HE trouble with Julius Malema is that he's steeped in the politics of the ANC; blinkered, almost.

HE trouble with Julius Malema is that he's steeped in the politics of the ANC; blinkered, almost.

That may not necessarily be a bad thing, per se.

When talk gets cerebral, Malema, whose star in the oratory stakes is rising with each speaking engagement, is quick to say that he knows "nothing else but the ANC".

He leaves you in no doubt that he really listened in the umrabulo - political education - sessions he took part in. And clearly, there were many - if he's still not availing himself of them up to this day.

He gives the impression that his is a receptive mind that, had it been channeled towards school, could have done better in matric.

But what with Cosas, the political kindergarten that prepared him for his current position as ANC Youth League head, there was no time for scholarly pursuit.

Like the ill-fated Stompie Seipei, Malema found a home in the toyi-toyi and political sloganeering, a rite of passage that sucked them into the belly of the beast.

His knowledge of the ANC, especially the modalities of its youth wing, inspires clichés - he knows both like the back of his hand.

When he talks about the Freedom Charter, that all-important June 1955 document, described by late ANC president Chief Albert Luthuli as "line by line, the direct outcome of conditions which obtain - harsh, oppressive and unjust conditions", Malema morphs into a storyteller of hypnotic note. He tells of how the Charter was all-encompassing, attracting black, white, young, old "and even the police who did not object to its adoption".

The truth is, according to those who recorded events at about 3.30pm on June 26, with two sections of the Charter remaining to be discussed, the police - who up to then had been content to watch the proceedings - arrived in force. Armed with Sten guns, they formed a cordon around the field as 15 security policemen mounted the platform and told the crowd that they suspected that treason was being committed.

That little historical embellishment aside, there's no doubting that the Seshego-born lad knows nothing but the ANC.

When he says "the nationalisation of mines will happen", he's not experiencing a blonde moment. It is true when he adds "the Freedom Charter says that".

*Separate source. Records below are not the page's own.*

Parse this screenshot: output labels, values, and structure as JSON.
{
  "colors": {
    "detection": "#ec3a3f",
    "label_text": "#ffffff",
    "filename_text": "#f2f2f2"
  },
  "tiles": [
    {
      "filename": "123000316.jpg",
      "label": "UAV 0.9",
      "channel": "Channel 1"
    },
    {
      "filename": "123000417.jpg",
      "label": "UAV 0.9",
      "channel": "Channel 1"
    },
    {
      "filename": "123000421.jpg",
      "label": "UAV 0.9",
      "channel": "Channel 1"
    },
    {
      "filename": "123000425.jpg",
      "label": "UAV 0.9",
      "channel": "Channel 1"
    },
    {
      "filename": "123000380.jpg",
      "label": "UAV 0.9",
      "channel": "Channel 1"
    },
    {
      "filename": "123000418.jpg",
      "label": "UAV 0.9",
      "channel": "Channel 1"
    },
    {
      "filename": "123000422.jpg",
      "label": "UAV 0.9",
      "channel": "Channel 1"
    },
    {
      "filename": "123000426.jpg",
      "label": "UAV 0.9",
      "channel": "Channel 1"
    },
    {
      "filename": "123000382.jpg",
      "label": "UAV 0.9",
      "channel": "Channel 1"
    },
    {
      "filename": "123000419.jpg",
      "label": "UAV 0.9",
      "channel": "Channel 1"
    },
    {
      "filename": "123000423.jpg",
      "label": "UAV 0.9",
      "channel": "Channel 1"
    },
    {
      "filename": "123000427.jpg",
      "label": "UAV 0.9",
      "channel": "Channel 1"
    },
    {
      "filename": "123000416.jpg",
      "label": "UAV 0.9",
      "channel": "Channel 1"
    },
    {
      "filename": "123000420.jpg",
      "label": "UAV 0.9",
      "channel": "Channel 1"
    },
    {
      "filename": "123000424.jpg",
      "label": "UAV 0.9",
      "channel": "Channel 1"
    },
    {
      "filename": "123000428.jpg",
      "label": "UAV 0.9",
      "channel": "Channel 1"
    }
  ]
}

Those who take umbrage at these (reckless?) statements should perhaps re-school him and say the document isn't cast in stone. If they don't, many like Malema, married to the letter and spirit of the Charter and ANC-speak, will cause the top brass more embarrassment in the eyes of big business. Clause 3 of the Charter, almost the mantra of "child soldiers" like Seipei, Malema and Buti Manamela: The People Shall Share in the Country's Wealth, calls for the nationalisation of the mines.

Speaking at the Atlas Studios in Auckland Park on Thursday during a one-man show organisers mis-termed a "debate" on nationalisation, Malema quoted from the deliberations of the Kliptown gathering and reminded his audience: "Julius was not there".

The ANC might yet live to regret teaching Malema well. He's well aware of the kingmaker role of the ANCYL, a tradition carried on from the 1940s generation of Nelson Mandela, Walter Sisulu and OR Tambo. It is this power of the Youth Leaguers that has imbued Malema's vocabulary with such words as "radical" and "militant", additions to his lexis he clearly cherishes. That the younger Mandela-Sisulu-Tambo triumvirate of ANCYL leaders was a thorn in the side of the old guard - disrupting meetings and nominating their preferred leaders - is the stuff of legend.

Under Malema's watch you can almost be certain he will ensure the youth formation will not be guilty of pussyfooting around issues.

He says anyone with ambitions for 2014 had better brush up on their diction and learn (how) to say the word "nationalisation". There won't be a more fitting celebration of the centenary of the ANC in 2012 than implementing Clause 3 of the people's charter, Malema says.

Unlike Mandela, who somersaulted a few times over nationalisation, Malema has no wish to appease captains of industry. He'd rather have an epitaph that says he led a radical youth wing.

When those like Tito Mboweni say mines won't be nationalised while the Charter remains unaltered, you wonder what informs their sagacity.

Writing in the letters pages of our sister paper The Times on Wednesday, reader Stephen Mashatola says: "Julius Malema is not all bad, he is just reminding us that if we are afraid to speak our minds on the issues of the day we might as well take our Constitution and shove it."

So, doesn't Malema say the things we often want to say, but are afraid to sound like students of woodwork?

You will only get a nice deployment depending on your answer.